On episode four of my podcast I interviewed four women who are pillars in our NPE community: Eve Sturges, a therapist and host of the podcast Everything’s Relative with Eve Sturges; Erin Cosentino, co-founder of Hiraeth Hope & Healing and founder of NPE Only Facebook group; Lily Wood, host of NPE Stories; and Gina Daniels, PhD, of Graystone Mental Health and Wellness Group. I asked them all four questions, one of which was, “what is your relationship like with your mother nowadays?” Their answers were all of course different but so amazing and complex and just full of pain and hope all rolled into one.

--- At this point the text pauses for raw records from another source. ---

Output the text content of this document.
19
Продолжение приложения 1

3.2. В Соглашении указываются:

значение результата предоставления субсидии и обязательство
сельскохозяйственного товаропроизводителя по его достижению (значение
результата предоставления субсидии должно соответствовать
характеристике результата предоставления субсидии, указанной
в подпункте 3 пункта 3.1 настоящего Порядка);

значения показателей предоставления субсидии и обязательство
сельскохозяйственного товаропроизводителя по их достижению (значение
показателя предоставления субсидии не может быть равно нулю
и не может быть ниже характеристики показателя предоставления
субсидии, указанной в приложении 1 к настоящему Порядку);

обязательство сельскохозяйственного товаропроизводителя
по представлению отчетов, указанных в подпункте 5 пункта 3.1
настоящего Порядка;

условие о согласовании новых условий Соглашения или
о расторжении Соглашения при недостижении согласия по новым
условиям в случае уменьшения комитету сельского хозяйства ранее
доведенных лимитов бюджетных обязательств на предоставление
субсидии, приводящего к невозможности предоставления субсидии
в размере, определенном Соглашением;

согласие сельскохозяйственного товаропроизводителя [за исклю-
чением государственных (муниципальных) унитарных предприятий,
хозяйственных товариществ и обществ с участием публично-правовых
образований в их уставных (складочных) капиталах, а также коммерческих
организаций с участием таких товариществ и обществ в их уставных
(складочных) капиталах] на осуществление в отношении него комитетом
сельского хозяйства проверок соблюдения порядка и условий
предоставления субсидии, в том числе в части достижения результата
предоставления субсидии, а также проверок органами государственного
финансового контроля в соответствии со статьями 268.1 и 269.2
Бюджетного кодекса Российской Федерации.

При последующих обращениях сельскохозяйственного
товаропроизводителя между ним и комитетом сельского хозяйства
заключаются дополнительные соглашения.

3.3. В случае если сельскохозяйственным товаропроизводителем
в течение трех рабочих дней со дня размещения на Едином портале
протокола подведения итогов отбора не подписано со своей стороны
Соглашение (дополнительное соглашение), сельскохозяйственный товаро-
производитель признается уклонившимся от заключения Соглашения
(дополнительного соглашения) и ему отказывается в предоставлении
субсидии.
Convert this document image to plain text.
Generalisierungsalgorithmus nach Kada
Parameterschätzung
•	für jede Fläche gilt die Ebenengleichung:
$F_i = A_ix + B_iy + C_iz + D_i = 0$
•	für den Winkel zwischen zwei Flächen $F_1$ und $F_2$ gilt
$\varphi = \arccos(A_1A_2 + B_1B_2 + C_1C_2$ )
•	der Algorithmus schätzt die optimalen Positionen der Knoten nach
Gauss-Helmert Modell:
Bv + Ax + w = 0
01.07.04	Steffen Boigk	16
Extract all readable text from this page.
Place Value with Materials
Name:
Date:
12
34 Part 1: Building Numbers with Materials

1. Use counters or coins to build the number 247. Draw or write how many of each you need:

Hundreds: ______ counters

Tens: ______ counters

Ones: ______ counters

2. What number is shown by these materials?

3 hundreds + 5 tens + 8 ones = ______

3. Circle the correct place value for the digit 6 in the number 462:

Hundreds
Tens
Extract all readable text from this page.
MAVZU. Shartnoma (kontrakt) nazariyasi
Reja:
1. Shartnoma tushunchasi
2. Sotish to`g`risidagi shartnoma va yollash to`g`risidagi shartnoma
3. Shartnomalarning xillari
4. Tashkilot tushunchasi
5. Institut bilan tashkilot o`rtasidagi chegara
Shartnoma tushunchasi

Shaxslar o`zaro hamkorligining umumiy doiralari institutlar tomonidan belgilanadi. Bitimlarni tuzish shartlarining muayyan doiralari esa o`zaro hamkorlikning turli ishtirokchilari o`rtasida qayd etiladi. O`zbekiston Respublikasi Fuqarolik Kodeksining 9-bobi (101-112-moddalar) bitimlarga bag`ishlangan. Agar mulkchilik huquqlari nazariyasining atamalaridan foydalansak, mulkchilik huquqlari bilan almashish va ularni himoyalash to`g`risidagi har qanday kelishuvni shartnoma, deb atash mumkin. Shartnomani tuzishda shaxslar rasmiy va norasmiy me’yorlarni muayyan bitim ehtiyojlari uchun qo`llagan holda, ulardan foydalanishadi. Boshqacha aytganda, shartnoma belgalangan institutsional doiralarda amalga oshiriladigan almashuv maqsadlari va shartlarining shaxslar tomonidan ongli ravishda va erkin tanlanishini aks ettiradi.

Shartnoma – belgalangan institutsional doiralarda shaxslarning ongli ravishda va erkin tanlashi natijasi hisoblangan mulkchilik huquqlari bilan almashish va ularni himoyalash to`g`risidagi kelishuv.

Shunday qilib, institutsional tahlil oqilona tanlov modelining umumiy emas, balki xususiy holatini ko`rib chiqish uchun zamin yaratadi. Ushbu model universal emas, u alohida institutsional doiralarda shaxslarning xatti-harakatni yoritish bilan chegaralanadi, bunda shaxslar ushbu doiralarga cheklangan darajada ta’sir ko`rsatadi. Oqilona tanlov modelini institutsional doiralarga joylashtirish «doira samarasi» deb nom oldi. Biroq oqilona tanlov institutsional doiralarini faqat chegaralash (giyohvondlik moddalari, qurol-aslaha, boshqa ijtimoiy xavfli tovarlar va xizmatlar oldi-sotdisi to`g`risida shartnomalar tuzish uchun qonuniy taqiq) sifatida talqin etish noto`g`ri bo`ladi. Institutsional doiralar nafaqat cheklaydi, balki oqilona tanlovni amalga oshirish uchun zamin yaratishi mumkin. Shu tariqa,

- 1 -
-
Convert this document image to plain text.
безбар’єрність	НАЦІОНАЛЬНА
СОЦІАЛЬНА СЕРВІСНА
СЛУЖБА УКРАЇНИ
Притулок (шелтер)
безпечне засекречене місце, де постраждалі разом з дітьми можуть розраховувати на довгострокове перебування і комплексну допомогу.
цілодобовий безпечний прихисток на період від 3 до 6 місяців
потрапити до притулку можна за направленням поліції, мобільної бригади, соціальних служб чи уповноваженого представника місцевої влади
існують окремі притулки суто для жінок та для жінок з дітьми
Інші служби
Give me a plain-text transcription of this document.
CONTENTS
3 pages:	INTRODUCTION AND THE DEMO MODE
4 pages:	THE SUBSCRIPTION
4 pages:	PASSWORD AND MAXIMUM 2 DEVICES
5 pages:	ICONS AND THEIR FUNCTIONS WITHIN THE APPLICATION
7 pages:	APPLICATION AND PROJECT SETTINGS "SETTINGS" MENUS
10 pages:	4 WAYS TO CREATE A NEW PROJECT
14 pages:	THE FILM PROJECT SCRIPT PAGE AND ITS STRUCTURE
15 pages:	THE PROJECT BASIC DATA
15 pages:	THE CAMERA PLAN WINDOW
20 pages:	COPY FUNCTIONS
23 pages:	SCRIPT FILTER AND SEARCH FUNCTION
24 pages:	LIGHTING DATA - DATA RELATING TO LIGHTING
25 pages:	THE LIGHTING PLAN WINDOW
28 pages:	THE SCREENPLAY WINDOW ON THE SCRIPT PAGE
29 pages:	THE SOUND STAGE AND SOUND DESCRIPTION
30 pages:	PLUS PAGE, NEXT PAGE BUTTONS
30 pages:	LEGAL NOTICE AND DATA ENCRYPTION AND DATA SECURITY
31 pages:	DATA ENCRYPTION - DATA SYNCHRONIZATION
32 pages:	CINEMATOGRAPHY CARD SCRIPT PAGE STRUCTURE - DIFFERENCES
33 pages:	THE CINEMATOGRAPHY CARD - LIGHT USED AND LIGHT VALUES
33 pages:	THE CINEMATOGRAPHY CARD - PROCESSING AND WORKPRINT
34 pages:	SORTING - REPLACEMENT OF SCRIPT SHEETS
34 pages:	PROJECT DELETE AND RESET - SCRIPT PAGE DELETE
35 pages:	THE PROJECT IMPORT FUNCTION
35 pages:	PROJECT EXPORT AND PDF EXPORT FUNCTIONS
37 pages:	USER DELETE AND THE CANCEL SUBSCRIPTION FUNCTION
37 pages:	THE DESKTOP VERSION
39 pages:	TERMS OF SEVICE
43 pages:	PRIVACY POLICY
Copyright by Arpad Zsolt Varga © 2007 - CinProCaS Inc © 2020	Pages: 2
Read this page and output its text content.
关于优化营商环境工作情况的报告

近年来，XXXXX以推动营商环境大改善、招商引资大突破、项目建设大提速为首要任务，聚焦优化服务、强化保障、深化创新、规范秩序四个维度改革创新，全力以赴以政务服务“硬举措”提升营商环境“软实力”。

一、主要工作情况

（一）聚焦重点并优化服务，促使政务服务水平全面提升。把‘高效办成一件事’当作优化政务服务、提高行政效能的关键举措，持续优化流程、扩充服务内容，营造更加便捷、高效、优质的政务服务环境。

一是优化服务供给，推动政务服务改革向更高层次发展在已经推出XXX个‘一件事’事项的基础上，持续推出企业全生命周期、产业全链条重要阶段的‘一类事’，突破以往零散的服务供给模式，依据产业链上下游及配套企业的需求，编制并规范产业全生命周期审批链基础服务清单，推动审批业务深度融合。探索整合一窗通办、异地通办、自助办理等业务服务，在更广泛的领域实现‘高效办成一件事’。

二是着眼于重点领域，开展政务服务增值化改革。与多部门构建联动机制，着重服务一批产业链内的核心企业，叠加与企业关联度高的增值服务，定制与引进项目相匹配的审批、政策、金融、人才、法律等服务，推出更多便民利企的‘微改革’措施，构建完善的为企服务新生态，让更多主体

They took the discussion to another level.

But also I have to say that as a society, we have such double standards when it comes to women cheating vs men cheating. I am not condoning anyone cheating but I think that creates a lot of shame in our mothers. And shame is a horrible thing, so I try to have compassion. I have forgiven my mother. Her “mistake” 56 years ago created a pretty amazing person. I’ve forgiven her for her past. However, her reluctance to discuss it today really puts a damper on our relationship.

Are you looking for participants and if so, how should they contact you??

I’m always on the hunt for good stories, especially those with a twist. I’m drawn to stories where I can weave multiple interviews from different people into one narrative. If someone has old footage/recordings of their bio dad that’s pertinent to their story, by all means, get in touch with me. Also, I often look for people who don’t even know what NPE means. My most popular episode by far is about a woman who was switched at birth in 1958. She’s known for over 20 years but did not know what an NPE was until I contacted her. Since then she’s been on the Facebook group Togetherness Heals getting support and giving support to others. That fact alone, that I was able to help her find us, the NPE community, has been one of the amazing outcomes of doing my podcast.

If someone thinks their story would be a good fit, the best way to contact me is on Instagram. I don’t really have an email set up yet…who needs another email. And if you aren’t on the gram…ask your kid to send me a message on your behalf.

Don Anderson is an NPE who lives with his wonderful wife in Los Angeles. He’s a TV promo producer, documentary filmmaker, and a small business owner. He found out on September 19, 2021 that his dad wasn’t his dad. Life will never be the same. And he wouldn’t have it any other way.